Rolling without slipping on a cylindrical surface - need clarification

[klg.amit]

Hi,

The following is a general question which doesn't have to do with any particular problem. (therefore I am not including the template).
I understand that when a circular object (e.g: a hoop) rolls on a *flat* surface without slipping with angular speed \omega, its contact point, and thereby its center, moves with speed \omega r.
My difficulty is to understand the situation such as a pure roll of a hoop on a cylinder. I would like to understand what is wrong about my following analysis of the situation:

Let the hoop have radius r and the cylinder radius R, then:
1. Let the hoop rotate through an angle \theta then its contact point moved a distance r\theta.
2. Let at the same time the angle from the center of the hoop to the center of the cylinder vary by \varphi then the same distance is R\varphi
3. Therefore r\theta = R\varphi \Rightarrow r\omega=R\dot{\varphi} by differentiating.

However my Professor says that since there is no slipping, the *center* moves with speed r\omega, not the contact point. But according to my analysis, the center should move somewhat faster, since it seems to me that it covers a longer arc than r\theta which the contact point covered after a rotation through \theta.

A clarification: when I say the "contact point moved" I understand that it's changing all the time. I actually refer to the total distance covered by the "bottom" of the hoop.
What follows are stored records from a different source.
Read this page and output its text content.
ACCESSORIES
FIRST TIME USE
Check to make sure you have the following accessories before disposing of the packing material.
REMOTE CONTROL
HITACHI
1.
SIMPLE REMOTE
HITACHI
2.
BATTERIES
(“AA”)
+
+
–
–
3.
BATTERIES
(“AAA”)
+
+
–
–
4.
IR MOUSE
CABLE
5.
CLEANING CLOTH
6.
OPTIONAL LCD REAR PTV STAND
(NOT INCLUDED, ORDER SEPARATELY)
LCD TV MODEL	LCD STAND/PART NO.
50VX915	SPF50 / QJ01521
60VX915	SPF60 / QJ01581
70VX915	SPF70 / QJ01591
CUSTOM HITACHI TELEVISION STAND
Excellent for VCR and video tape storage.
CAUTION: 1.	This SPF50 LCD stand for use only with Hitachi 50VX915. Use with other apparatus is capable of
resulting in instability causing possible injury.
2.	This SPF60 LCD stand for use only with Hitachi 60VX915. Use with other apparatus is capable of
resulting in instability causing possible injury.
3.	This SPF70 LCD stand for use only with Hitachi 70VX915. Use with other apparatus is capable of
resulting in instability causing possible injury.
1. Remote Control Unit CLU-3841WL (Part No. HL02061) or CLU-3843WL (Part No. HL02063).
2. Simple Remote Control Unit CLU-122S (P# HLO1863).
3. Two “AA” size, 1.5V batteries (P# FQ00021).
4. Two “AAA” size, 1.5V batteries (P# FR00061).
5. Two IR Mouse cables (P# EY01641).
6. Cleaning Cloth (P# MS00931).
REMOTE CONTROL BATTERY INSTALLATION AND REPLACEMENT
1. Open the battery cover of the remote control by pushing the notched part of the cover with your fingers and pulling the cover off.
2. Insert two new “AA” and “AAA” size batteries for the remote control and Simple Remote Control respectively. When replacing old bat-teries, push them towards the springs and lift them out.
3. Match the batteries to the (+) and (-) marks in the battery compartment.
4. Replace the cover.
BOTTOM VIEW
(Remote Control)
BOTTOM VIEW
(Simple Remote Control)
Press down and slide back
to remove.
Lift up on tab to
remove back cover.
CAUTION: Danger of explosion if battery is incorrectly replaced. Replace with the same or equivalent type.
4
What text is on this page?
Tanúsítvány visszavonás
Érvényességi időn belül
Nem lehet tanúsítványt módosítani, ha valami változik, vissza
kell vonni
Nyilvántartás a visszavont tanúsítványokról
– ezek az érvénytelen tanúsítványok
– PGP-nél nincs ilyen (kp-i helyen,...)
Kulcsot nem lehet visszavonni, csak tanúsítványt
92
Your kind help will be very much appreciated,
Amit

 

[ehild]

See attached picture.
Assume uniform angular velocities.
The loops rolls upward on the cylinder. At start, its contact point is marked with blue. When the blue dot is contact point again, the loop has a trace of length s on the rim of the cylinder.The length of this trace is equal to the perimeter of the loop,

s=2r\pi

This arc corresponds to the central angle \phi=2r\pi/R<br />

The loop turned by the angle

\theta=2\pi+\phi<br />

during the time when the blue dot made its next contact with the cylinder. If the angular velocity of the loop is wL, this took the time period of

t=(2\pi+\phi)/\omega_L<br /> <br />

The angular velocity of the centre of the loop is

\phi/t= \omega_L\frac{\phi}{(2\pi+\phi)}=\omega_L*\frac{2\pi r/R}{2\pi+2\pi r/R}=\omega_L*\frac{r}{R+r}

The linear velocity of the centre of the loop is


v_c=\omega_L*\frac{r}{R+r}*(R+r)=\omega_L*r

Your teacher is right.


ehild

 

[klg.amit]

I think I understand now, the hoop rotates through an angle \phi solely on the account of its movement on the cylinder (simply because of the geometry, on flat surfaces this contribution doesn't occur) and through \theta due to rolling without slipping, is that a good way to see it ?

I think that this is the crucial point I failed to understand until now. Then you derived very clearly why this means that the center moves with linear speed wL*r. I thank you.

 

[ehild]

Yes, you see it right. The case of Earth orbiting around the sun and rotating at the same time is a similar case. The day is longer than the period of rotation. Or the Moon: We see the same face all the time, but it completes a full rotation around its axis while completing its orbit around the Earth.

ehild

 

[klg.amit]

I see, indeed these are good examples of the same thing. Thanks again!